Researchers say the position which women fall asleep in is most important - and they should not worry if they are on their back when they wake up.
About one in 225 pregnancies in the UK ends in stillbirth and the study authors estimate that about 130 babies' lives a year could be saved if women went to sleep on their side.
The MiNESS study, published in the British Journal of Obstetrics and Gynaecology (BJOG) is the biggest of its kind, and confirms findings from smaller studies in New Zealand and Australia.
Is waking up on your back a problem?
Prof Alexander Heazell, clinical director at the Tommy's Stillbirth Research Centre at St Mary's Hospital in Manchester, who led the research, advises women in their third trimester to sleep on their side for any episode of sleep, including daytime naps.
"What I don't want is for women to wake up flat on their back and think 'oh my goodness I've done something awful to my baby'.
"The question that we asked was very specifically what position people went to sleep in and that's important as you spend longer in that position than you do in any other.
"And also you can't do anything about the position that you wake up in but you can do something about the position you go to sleep."

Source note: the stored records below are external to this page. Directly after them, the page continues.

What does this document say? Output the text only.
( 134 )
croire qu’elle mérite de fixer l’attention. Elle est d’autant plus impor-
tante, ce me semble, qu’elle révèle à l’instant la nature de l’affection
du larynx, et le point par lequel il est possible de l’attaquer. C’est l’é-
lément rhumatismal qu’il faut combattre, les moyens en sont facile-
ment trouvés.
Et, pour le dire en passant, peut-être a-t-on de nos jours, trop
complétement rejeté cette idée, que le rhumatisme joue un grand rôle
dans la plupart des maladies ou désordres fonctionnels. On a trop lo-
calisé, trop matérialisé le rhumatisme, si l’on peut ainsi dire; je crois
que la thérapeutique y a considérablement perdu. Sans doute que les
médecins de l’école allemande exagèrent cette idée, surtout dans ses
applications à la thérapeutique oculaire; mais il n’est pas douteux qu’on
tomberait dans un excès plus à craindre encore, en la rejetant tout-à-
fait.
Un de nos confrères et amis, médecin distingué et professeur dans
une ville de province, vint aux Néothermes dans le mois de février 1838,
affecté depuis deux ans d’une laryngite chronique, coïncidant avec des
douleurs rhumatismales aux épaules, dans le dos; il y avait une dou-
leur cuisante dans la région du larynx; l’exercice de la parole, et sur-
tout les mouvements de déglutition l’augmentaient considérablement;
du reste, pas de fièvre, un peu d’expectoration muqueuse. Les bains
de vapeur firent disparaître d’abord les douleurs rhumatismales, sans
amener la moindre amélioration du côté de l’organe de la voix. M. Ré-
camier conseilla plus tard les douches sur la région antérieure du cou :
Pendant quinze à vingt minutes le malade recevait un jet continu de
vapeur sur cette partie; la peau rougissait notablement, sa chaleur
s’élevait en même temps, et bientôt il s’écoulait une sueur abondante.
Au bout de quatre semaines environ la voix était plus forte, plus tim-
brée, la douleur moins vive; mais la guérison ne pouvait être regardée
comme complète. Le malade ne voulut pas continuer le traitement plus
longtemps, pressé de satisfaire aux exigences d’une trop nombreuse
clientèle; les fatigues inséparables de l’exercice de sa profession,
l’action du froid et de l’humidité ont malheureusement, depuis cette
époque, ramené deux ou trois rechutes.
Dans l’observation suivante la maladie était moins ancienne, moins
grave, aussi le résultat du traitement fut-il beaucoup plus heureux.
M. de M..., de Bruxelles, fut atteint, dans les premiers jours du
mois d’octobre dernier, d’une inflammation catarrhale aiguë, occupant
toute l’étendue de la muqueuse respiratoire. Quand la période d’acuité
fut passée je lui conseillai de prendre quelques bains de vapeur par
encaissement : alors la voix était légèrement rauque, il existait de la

Researchers can't say for certain why the risk of stillbirth is increased - but there is a lot of data that suggests when a woman is lying on her back, the combined weight of the baby and womb puts pressure on blood vessels which can then restrict blood flow and oxygen to the baby.
Edward Morris, from the BJOG, said the new research was "extremely welcome" .
"This is an important study which adds to the growing body of evidence that sleep position in late pregnancy is a modifiable risk factor for stillbirth."
The pregnancy charity Tommy's has started a campaign to raise awareness of the study and to encourage women to sleep on their side.
Michelle Cottle's baby Orla was stillborn at 37 weeks in 2016 after a healthy pregnancy where there were no signs that anything was wrong.
She writes a blog "Dear Orla" and hears from women who have been through the same experience.
Michelle, whose daughter Esme was born a year later, says practical advice like this for mothers is important to make them feel more in control.
"I really think it helps to empower people, as it feels like something you can go away and do with the hope of having a more healthy pregnancy and a better outcome than sadly lots of people do have.
"I look back now and I actually feel quite traumatised by my (second) pregnancy because it was a bit like living your worst nightmare every single day.
"Every time there's maybe a quiet moment and you don't know whether your baby is alive or not is absolutely terrifying.
"Night-time is the worst as well because a lot of people would say they believe that their baby died maybe when they were sleeping. I think that's really scary because you have to sleep.
"So I think having clear things that can help you feel a bit more in control is really important for women."